Hospitais conseguem liminar para cobrar sobrepreço de medicamentos

Cinco sindicatos de hospitais do Estado de São Paulo conseguiram uma decisão na 25ª Vara da Justiça Federal que derruba a proibição da cobrança de sobrepreço sobre medicamentos utilizados no tratamento de pacientes. A decisão anula as regras da resolução número 2 da Câmara de Regulação do Mercado de Medicamentos (Cmed), que proibia os estabelecimentos de saúde de cobrar a diferença de preço dos usuários.

Para a Federação dos Hospitais, Clínicas e Laboratórios do Estado de São Paulo (Fehoesp), que representa cerca de 55 mil estabelecimentos de saúde, essa resolução interfere na livre iniciativa do setor, colocando em risco sua operação.

“Querem interferir nas relações comerciais, impondo que estabelecimentos de saúde não tenham lucro e não cobrem sobrepreço, determinando a cobrança pelo preço da nota fiscal”, diz Yussif Ali Mere Jr, presidente da federação de hospitais, atesta o MSN.

De acordo com o Departamento Jurídico da Fehoesp, 58,5% do faturamento total de um hospital decorre da cobrança sobre os insumos fornecidos, como medicamentos e materiais.

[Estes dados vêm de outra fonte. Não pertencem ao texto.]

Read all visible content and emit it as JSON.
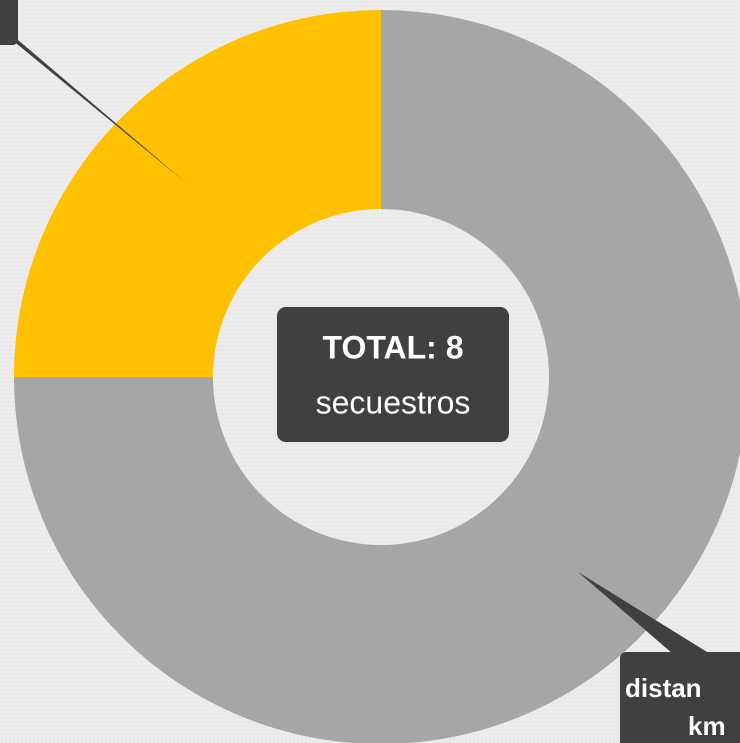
{
  "chart_data": {
    "type": "pie",
    "donut": true,
    "values": [
      6,
      2
    ],
    "colors": [
      "#a6a6a6",
      "#ffc000"
    ],
    "center_title": "TOTAL: 8",
    "center_subtitle": "secuestros",
    "callout_label_line1": "distan",
    "callout_label_line2": "km"
  }
}
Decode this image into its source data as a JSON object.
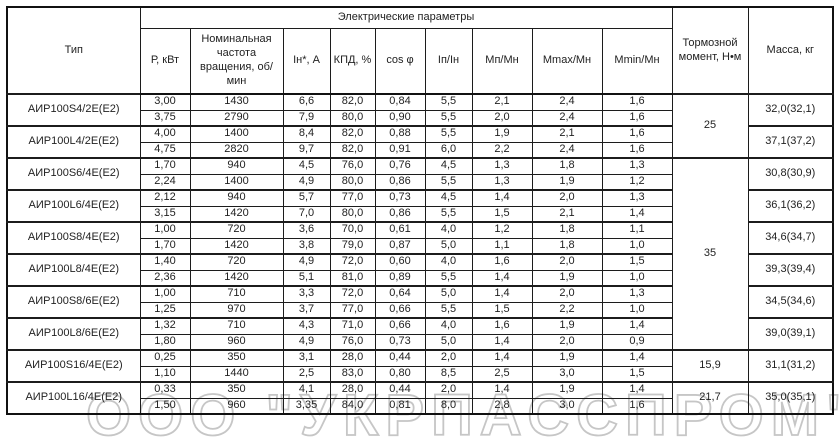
{
  "watermark": "ООО \"УКРПАССПРОМ\"",
  "table": {
    "header": {
      "type_label": "Тип",
      "group_label": "Электрические параметры",
      "columns": [
        "Р, кВт",
        "Номинальная частота вращения, об/мин",
        "Iн*, А",
        "КПД, %",
        "cos φ",
        "Iп/Iн",
        "Мп/Мн",
        "Mmax/Мн",
        "Mmin/Мн"
      ],
      "brake_label": "Тормозной момент, Н•м",
      "mass_label": "Масса, кг"
    },
    "rows": [
      {
        "type": "АИР100S4/2Е(Е2)",
        "sub": [
          [
            "3,00",
            "1430",
            "6,6",
            "82,0",
            "0,84",
            "5,5",
            "2,1",
            "2,4",
            "1,6"
          ],
          [
            "3,75",
            "2790",
            "7,9",
            "80,0",
            "0,90",
            "5,5",
            "2,0",
            "2,4",
            "1,6"
          ]
        ],
        "mass": "32,0(32,1)"
      },
      {
        "type": "АИР100L4/2Е(Е2)",
        "sub": [
          [
            "4,00",
            "1400",
            "8,4",
            "82,0",
            "0,88",
            "5,5",
            "1,9",
            "2,1",
            "1,6"
          ],
          [
            "4,75",
            "2820",
            "9,7",
            "82,0",
            "0,91",
            "6,0",
            "2,2",
            "2,4",
            "1,6"
          ]
        ],
        "mass": "37,1(37,2)"
      },
      {
        "type": "АИР100S6/4Е(Е2)",
        "sub": [
          [
            "1,70",
            "940",
            "4,5",
            "76,0",
            "0,76",
            "4,5",
            "1,3",
            "1,8",
            "1,3"
          ],
          [
            "2,24",
            "1400",
            "4,9",
            "80,0",
            "0,86",
            "5,5",
            "1,3",
            "1,9",
            "1,2"
          ]
        ],
        "mass": "30,8(30,9)"
      },
      {
        "type": "АИР100L6/4Е(Е2)",
        "sub": [
          [
            "2,12",
            "940",
            "5,7",
            "77,0",
            "0,73",
            "4,5",
            "1,4",
            "2,0",
            "1,3"
          ],
          [
            "3,15",
            "1420",
            "7,0",
            "80,0",
            "0,86",
            "5,5",
            "1,5",
            "2,1",
            "1,4"
          ]
        ],
        "mass": "36,1(36,2)"
      },
      {
        "type": "АИР100S8/4Е(Е2)",
        "sub": [
          [
            "1,00",
            "720",
            "3,6",
            "70,0",
            "0,61",
            "4,0",
            "1,2",
            "1,8",
            "1,1"
          ],
          [
            "1,70",
            "1420",
            "3,8",
            "79,0",
            "0,87",
            "5,0",
            "1,1",
            "1,8",
            "1,0"
          ]
        ],
        "mass": "34,6(34,7)"
      },
      {
        "type": "АИР100L8/4Е(Е2)",
        "sub": [
          [
            "1,40",
            "720",
            "4,9",
            "72,0",
            "0,60",
            "4,0",
            "1,6",
            "2,0",
            "1,5"
          ],
          [
            "2,36",
            "1420",
            "5,1",
            "81,0",
            "0,89",
            "5,5",
            "1,4",
            "1,9",
            "1,0"
          ]
        ],
        "mass": "39,3(39,4)"
      },
      {
        "type": "АИР100S8/6Е(Е2)",
        "sub": [
          [
            "1,00",
            "710",
            "3,3",
            "72,0",
            "0,64",
            "5,0",
            "1,4",
            "2,0",
            "1,3"
          ],
          [
            "1,25",
            "970",
            "3,7",
            "77,0",
            "0,66",
            "5,5",
            "1,5",
            "2,2",
            "1,0"
          ]
        ],
        "mass": "34,5(34,6)"
      },
      {
        "type": "АИР100L8/6Е(Е2)",
        "sub": [
          [
            "1,32",
            "710",
            "4,3",
            "71,0",
            "0,66",
            "4,0",
            "1,6",
            "1,9",
            "1,4"
          ],
          [
            "1,80",
            "960",
            "4,9",
            "76,0",
            "0,73",
            "5,0",
            "1,4",
            "2,0",
            "0,9"
          ]
        ],
        "mass": "39,0(39,1)"
      },
      {
        "type": "АИР100S16/4Е(Е2)",
        "sub": [
          [
            "0,25",
            "350",
            "3,1",
            "28,0",
            "0,44",
            "2,0",
            "1,4",
            "1,9",
            "1,4"
          ],
          [
            "1,10",
            "1440",
            "2,5",
            "83,0",
            "0,80",
            "8,5",
            "2,5",
            "3,0",
            "1,5"
          ]
        ],
        "mass": "31,1(31,2)"
      },
      {
        "type": "АИР100L16/4Е(Е2)",
        "sub": [
          [
            "0,33",
            "350",
            "4,1",
            "28,0",
            "0,44",
            "2,0",
            "1,4",
            "1,9",
            "1,4"
          ],
          [
            "1,50",
            "960",
            "3,35",
            "84,0",
            "0,81",
            "8,0",
            "2,8",
            "3,0",
            "1,6"
          ]
        ],
        "mass": "35,0(35,1)"
      }
    ],
    "brake_groups": [
      {
        "value": "25",
        "rows": 2
      },
      {
        "value": "35",
        "rows": 6
      },
      {
        "value": "15,9",
        "rows": 1
      },
      {
        "value": "21,7",
        "rows": 1
      }
    ]
  }
}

Desse total, 25% referem-se à receita de medicamentos.Em sua ação, a federação alegou que o setor pode entrar em colapso se ficar impedido de cobrar qualquer margem ou remuneração adicional sobre o fornecimento de medicamentos.

Segundo Mere Jr., a restrição de preço inviabiliza o funcionamento das entidades de saúde e impede a livre concorrência.

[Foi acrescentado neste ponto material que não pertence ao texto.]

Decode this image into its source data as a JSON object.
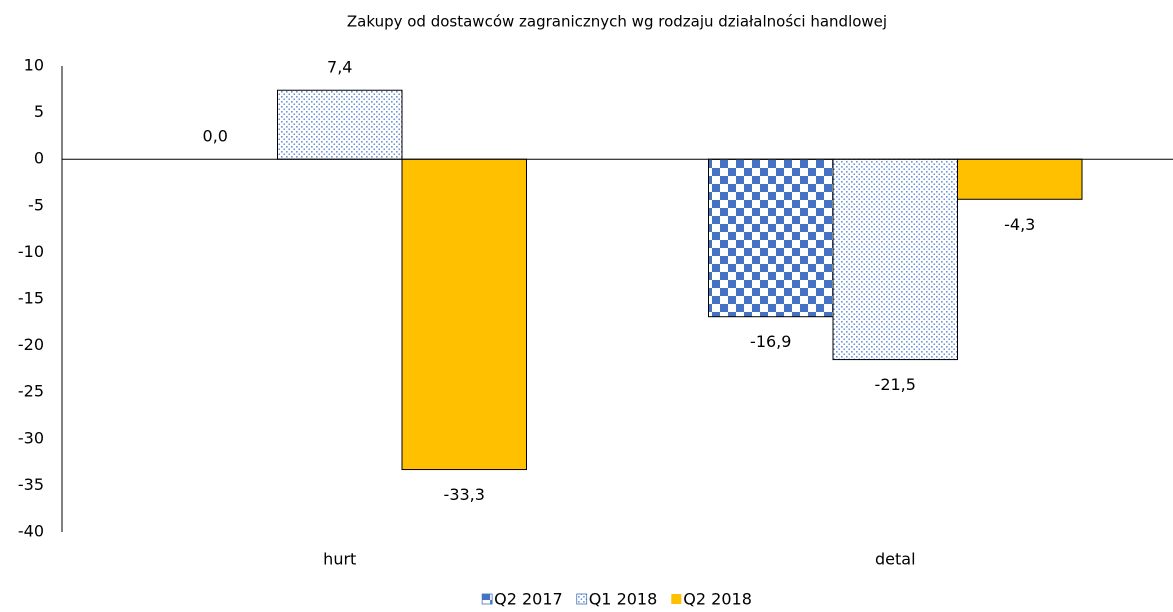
{
  "chart_data": {
    "type": "bar",
    "title": "Zakupy od dostawców zagranicznych wg rodzaju działalności handlowej",
    "categories": [
      "hurt",
      "detal"
    ],
    "series": [
      {
        "name": "Q2 2017",
        "color": "#4472c4",
        "pattern": "checker",
        "values": [
          0,
          -16.9
        ],
        "value_labels": [
          "0,0",
          "-16,9"
        ]
      },
      {
        "name": "Q1 2018",
        "color": "#4472c4",
        "pattern": "dots",
        "values": [
          7.4,
          -21.5
        ],
        "value_labels": [
          "7,4",
          "-21,5"
        ]
      },
      {
        "name": "Q2 2018",
        "color": "#ffc000",
        "pattern": "solid",
        "values": [
          -33.3,
          -4.3
        ],
        "value_labels": [
          "-33,3",
          "-4,3"
        ]
      }
    ],
    "ylim": [
      -40,
      10
    ],
    "yticks": [
      -40,
      -35,
      -30,
      -25,
      -20,
      -15,
      -10,
      -5,
      0,
      5,
      10
    ],
    "grid": false,
    "legend": "bottom"
  }
}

O empresário afirma que a gestão da compra de medicamentos é complexa e cara, pois envolve etapas como seleção, programação, distribuição, manipulação, fracionamento, e unitarização, por exemplo. “Os estabelecimentos de saúde precisam cobrir esses custos, bem como possíveis perdas inerentes ao processo de manuseio e aplicação”, diz.

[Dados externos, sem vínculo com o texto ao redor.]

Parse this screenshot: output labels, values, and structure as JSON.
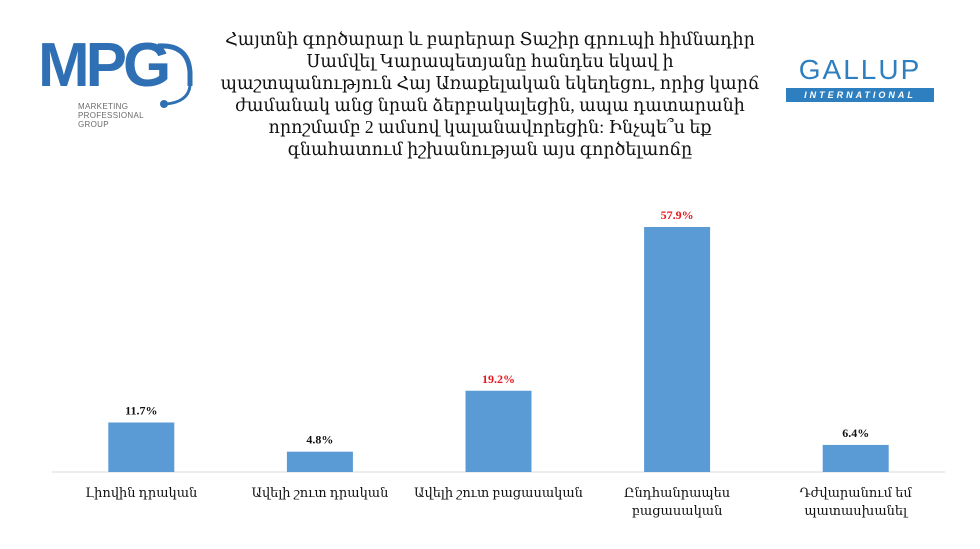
{
  "title_lines": [
    "Հայտնի գործարար և բարերար Տաշիր գրուպի հիմնադիր",
    "Սամվել Կարապետյանը հանդես եկավ ի",
    "պաշտպանություն Հայ Առաքելական եկեղեցու, որից կարճ",
    "ժամանակ անց նրան ձերբակալեցին, ապա դատարանի",
    "որոշմամբ 2 ամսով կալանավորեցին: Ինչպե՞ս եք",
    "գնահատում իշխանության այս գործելաոճը"
  ],
  "logos": {
    "mpg": {
      "text": "MPG",
      "tagline": [
        "MARKETING",
        "PROFESSIONAL",
        "GROUP"
      ],
      "color": "#2f6fb3"
    },
    "gallup": {
      "text": "GALLUP",
      "subtitle": "INTERNATIONAL",
      "color": "#2e7fc0"
    }
  },
  "colors": {
    "bar": "#5b9bd5",
    "highlight_label": "#e8161b",
    "label": "#111111"
  },
  "chart_data": {
    "type": "bar",
    "categories": [
      [
        "Լիովին դրական"
      ],
      [
        "Ավելի շուտ դրական"
      ],
      [
        "Ավելի շուտ բացասական"
      ],
      [
        "Ընդհանրապես",
        "բացասական"
      ],
      [
        "Դժվարանում եմ",
        "պատասխանել"
      ]
    ],
    "values": [
      11.7,
      4.8,
      19.2,
      57.9,
      6.4
    ],
    "value_labels": [
      "11.7%",
      "4.8%",
      "19.2%",
      "57.9%",
      "6.4%"
    ],
    "highlighted": [
      false,
      false,
      true,
      true,
      false
    ],
    "ylim": [
      0,
      60
    ],
    "grid": false,
    "legend": "none"
  }
}
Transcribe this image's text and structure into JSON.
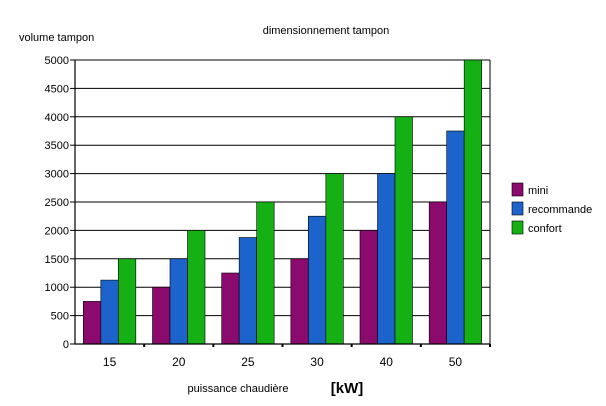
{
  "chart_data": {
    "type": "bar",
    "title": "dimensionnement tampon",
    "ylabel": "volume tampon",
    "xlabel": "puissance chaudière",
    "xunit": "[kW]",
    "categories": [
      "15",
      "20",
      "25",
      "30",
      "40",
      "50"
    ],
    "series": [
      {
        "name": "mini",
        "color": "#8b0a6e",
        "values": [
          750,
          1000,
          1250,
          1500,
          2000,
          2500
        ]
      },
      {
        "name": "recommande",
        "color": "#1c63cc",
        "values": [
          1125,
          1500,
          1875,
          2250,
          3000,
          3750
        ]
      },
      {
        "name": "confort",
        "color": "#14b014",
        "values": [
          1500,
          2000,
          2500,
          3000,
          4000,
          5000
        ]
      }
    ],
    "ylim": [
      0,
      5000
    ],
    "yticks": [
      "0",
      "500",
      "1000",
      "1500",
      "2000",
      "2500",
      "3000",
      "3500",
      "4000",
      "4500",
      "5000"
    ],
    "grid": true,
    "legend_position": "right"
  }
}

Em nota, a Cmed informa que ‘hospitais e assemelhados não possuem autorização legal para a comercialização de medicamentos e tampouco para a aplicação de qualquer margem na aquisição e no repasse desse custo ao paciente ou à operadora de plano de saúde’. “Cabe a essas instituições, apenas, o reembolso do valor pago pelo fármacos, sem custos adicionais que configuram a revenda.”

Segundo a Cmed, ‘o consumidor e as operadoras de planos de saúde devem ter acesso à correta informação acerca da cobrança de valores de produtos (medicamentos) e serviços utilizados no ambiente hospitalar’.

“Ainda é preciso esclarecer que, pela norma da CMED, a forma de precificação de serviços hospitalares, como armazenagem, dispensação, aplicação e outros relacionados à utilização de medicamentos nesses ambientes, não é de sua competência. Os hospitais são livres para precificarem como acharem mais adequado, sem embutir o preço no produto”, afirma a câmara.